The Strait of Hormuz is one of the world’s most critical maritime chokepoints for global trade. Roughly one-fifth of global oil shipments pass through this narrow waterway between Oman and Iran, making any disruption to transit through the strait a matter of worldwide economic concern. This brief examines two key dimensions of its disruption: global trade dependencies on Hormuz-dependent Gulf exporters, and shipping disruption scenarios simulated using an agent-based maritime transport model.


Our analysis finds that roughly USD 1.2 trillion in annual trade flows from five Gulf countries (Iran, the United Arab Emirates, Qatar, Kuwait, and Bahrain) could be affected by a prolonged closure. Energy products dominate these trade flows, with crude oil, liquefied natural gas, and refined petroleum products together accounting for nearly USD 800 billion. The shipping model reveals an important finding: while short disruptions of two weeks or less would likely have limited economic consequences, disruptions extending beyond four weeks generate disproportionately larger effects as cascading schedule delays accumulate across the global shipping network.
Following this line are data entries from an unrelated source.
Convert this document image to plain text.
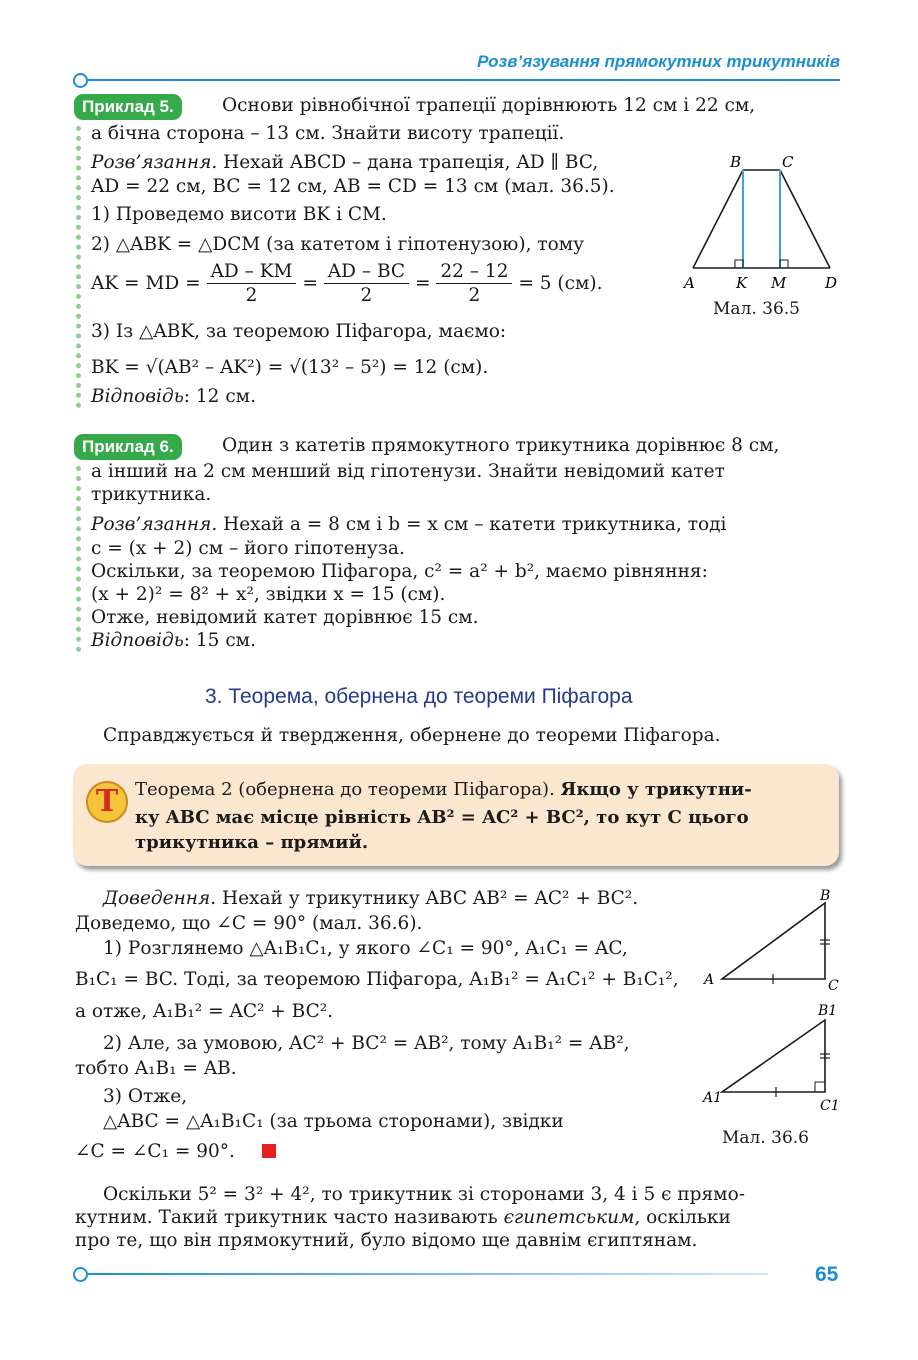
Розв’язування прямокутних трикутників
Приклад 5.	Основи рівнобічної трапеції дорівнюють 12 см і 22 см,
а бічна сторона – 13 см. Знайти висоту трапеції.
Розв’язання. Нехай ABCD – дана трапеція, AD ∥ BC,
AD = 22 см, BC = 12 см, AB = CD = 13 см (мал. 36.5).
1) Проведемо висоти BK і CM.
2) △ABK = △DCM (за катетом і гіпотенузою), тому
AK = MD = $\frac{AD - KM}{2} = \frac{AD - BC}{2} = \frac{22 - 12}{2} = 5$ (см).
3) Із △ABK, за теоремою Піфагора, маємо:
BK = √(AB² – AK²) = √(13² – 5²) = 12 (см).
Відповідь: 12 см.
B	C
A	K M	D
Мал. 36.5
Приклад 6.	Один з катетів прямокутного трикутника дорівнює 8 см,
а інший на 2 см менший від гіпотенузи. Знайти невідомий катет
трикутника.
Розв’язання. Нехай a = 8 см і b = x см – катети трикутника, тоді
c = (x + 2) см – його гіпотенуза.
Оскільки, за теоремою Піфагора, c² = a² + b², маємо рівняння:
(x + 2)² = 8² + x², звідки x = 15 (см).
Отже, невідомий катет дорівнює 15 см.
Відповідь: 15 см.
3. Теорема, обернена до теореми Піфагора
Справджується й твердження, обернене до теореми Піфагора.
T Теорема 2 (обернена до теореми Піфагора). Якщо у трикутни-
ку ABC має місце рівність AB² = AC² + BC², то кут C цього
трикутника – прямий.
Доведення. Нехай у трикутнику ABC AB² = AC² + BC².
Доведемо, що ∠C = 90° (мал. 36.6).
1) Розглянемо △A₁B₁C₁, у якого ∠C₁ = 90°, A₁C₁ = AC,
B₁C₁ = BC. Тоді, за теоремою Піфагора, A₁B₁² = A₁C₁² + B₁C₁²,
а отже, A₁B₁² = AC² + BC².
2) Але, за умовою, AC² + BC² = AB², тому A₁B₁² = AB²,
тобто A₁B₁ = AB.
3) Отже,
△ABC = △A₁B₁C₁ (за трьома сторонами), звідки
∠C = ∠C₁ = 90°.
B
A	C
B1
A1	C1
Мал. 36.6
Оскільки 5² = 3² + 4², то трикутник зі сторонами 3, 4 і 5 є прямо-
кутним. Такий трикутник часто називають єгипетським, оскільки
про те, що він прямокутний, було відомо ще давнім єгиптянам.
65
For the European Union, total exposure amounts to approximately USD 47 billion per year (2022-2023 average), with Italy representing the largest share at nearly USD 9.8 billion per year due to its reliance on Qatari LNG and propane. The United Kingdom imports approximately USD 13 billion per year. Austria’s direct exposure is minimal at USD 0.3 billion per year, though indirect energy price transmission through European markets warrants monitoring.